Israël-Palestine : La crainte de la « guerre des religions »

Beaucoup de musulmans dans la ville sainte, considèrent la Mosquée Al-Aqsa à Jérusalem comme un véritable symbole religieux, mais aussi identitaire.

Cette fois-ci, c’est Jérusalem qui est l’épicentre des heurts entre Israéliens et Palestiniens. Un regain de tension que beaucoup craignent de voir dégénérer en une nouvelle Intifada, « religieuse » cette fois-ci.

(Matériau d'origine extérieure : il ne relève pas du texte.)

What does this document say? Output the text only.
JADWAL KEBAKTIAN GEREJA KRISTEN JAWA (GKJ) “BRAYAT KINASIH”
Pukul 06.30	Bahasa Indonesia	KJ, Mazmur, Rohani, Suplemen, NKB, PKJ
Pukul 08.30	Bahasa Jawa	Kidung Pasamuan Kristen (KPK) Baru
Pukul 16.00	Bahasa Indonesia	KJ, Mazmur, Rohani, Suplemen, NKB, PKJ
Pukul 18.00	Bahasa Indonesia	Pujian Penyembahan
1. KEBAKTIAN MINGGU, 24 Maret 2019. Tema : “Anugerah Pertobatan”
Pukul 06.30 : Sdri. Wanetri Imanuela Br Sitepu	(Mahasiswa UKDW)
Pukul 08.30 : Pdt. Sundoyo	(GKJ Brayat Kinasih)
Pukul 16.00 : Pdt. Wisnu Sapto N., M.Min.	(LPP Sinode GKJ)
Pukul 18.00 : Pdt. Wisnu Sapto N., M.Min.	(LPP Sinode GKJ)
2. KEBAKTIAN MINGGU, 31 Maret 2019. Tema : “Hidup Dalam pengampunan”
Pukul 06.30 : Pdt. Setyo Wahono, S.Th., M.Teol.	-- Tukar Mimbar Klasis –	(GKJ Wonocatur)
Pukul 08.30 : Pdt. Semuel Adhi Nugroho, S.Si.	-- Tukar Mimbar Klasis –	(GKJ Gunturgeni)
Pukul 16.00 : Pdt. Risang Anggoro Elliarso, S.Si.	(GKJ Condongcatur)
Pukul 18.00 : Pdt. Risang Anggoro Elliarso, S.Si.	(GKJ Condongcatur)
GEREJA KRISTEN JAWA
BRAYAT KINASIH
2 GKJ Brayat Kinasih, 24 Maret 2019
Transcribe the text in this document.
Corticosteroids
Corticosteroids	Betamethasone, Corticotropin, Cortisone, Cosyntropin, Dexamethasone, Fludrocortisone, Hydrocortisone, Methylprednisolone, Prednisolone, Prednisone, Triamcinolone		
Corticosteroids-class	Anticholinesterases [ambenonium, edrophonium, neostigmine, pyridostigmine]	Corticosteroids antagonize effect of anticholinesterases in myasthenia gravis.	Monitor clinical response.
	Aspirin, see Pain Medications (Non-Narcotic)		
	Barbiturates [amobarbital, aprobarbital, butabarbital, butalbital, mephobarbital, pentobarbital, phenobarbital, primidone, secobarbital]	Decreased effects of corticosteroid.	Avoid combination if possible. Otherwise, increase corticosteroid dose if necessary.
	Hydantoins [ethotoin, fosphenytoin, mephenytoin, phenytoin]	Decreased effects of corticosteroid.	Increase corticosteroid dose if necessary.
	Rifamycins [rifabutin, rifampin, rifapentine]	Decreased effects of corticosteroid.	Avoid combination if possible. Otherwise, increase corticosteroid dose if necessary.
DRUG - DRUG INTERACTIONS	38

Depuis l’attaque par armes à feu du 14 juillet, perpétrée par des Arabes israéliens, et l’installation par les autorités israéliennes, deux jours plus tard, de portiques de sécurité sur l’Esplanade des mosquées à Jérusalem, la violence a pris ses quartiers dans la vieille ville. Pour protester contre cette décision, les Palestiniens décident de boycotter le site et de prier en dehors de la zone : déploiement de forces de l’ordre, confrontations… Les heurts quotidiens, pendant une dizaine de jours, ont provoqué la mort  d’une dizaine de personnes à Jérusalem et en Cisjordanie occupée, mais aussi en Jordanie.

Le « Haram al-Sharif », considéré comme le troisième lieu saint de l’Islam, mais également lieu saint pour les Juifs, est un rectangle de terre d’à peine 500 mètres sur 300. Alors que la tension est retombée, après la décision d’Israël de faire démonter les portiques et une réunion extraordinaire du Conseil de sécurité des Nations unies sur la situation, les regards se tournent désormais vers les Palestiniens. Ces derniers ont en effet annoncé le 25 juillet le gel de la coopération avec l’Etat hébreu, dernier palier depuis l’arrêt des négociations entre les deux parties, il y a plusieurs mois. L’Esplanade des mosquées est au cœur du conflit israélo-palestinien depuis cinq décennies et le début de l’occupation israélienne de Jérusalem-Est. Le site est placé sous administration des Jordaniens, qui le régissent avec des règles strictes, pour éviter toute friction entre les deux communautés.

C’est ce statut particulier que le Coordinateur spécial des Nations unies pour le processus de paix au Moyen-Orient, Nickolay Mladenov, a appelé le 25 juillet à respecter, « pour éviter que le conflit israélo-palestinien ne tourne à la guerre de religions. Le chef de la Ligue arabe, Ahmed Aboul Gheit, avait en effet accusé le dimanche 23 juillet, Israël de « jouer avec le feu » en imposant de nouvelles mesures de sécurité sur l'esplanade, et le Président turc, Recep Tayyip Erdogan, les a qualifiées d'insulte au monde musulman.

« Les violences peuvent continuer, mais on ne sait pas dans quelle proportion», estime Jean-Paul Chagnollaud, professeur de sciences politiques et spécialiste de la question palestinienne. Le coordinateur spécial a fait part de sa préoccupation face à ces déclarations et a également appelé « certaines factions » au sein des deux parties, qui continuent de « verser de l’huile sur le feu », à mettre fin à ces provocations.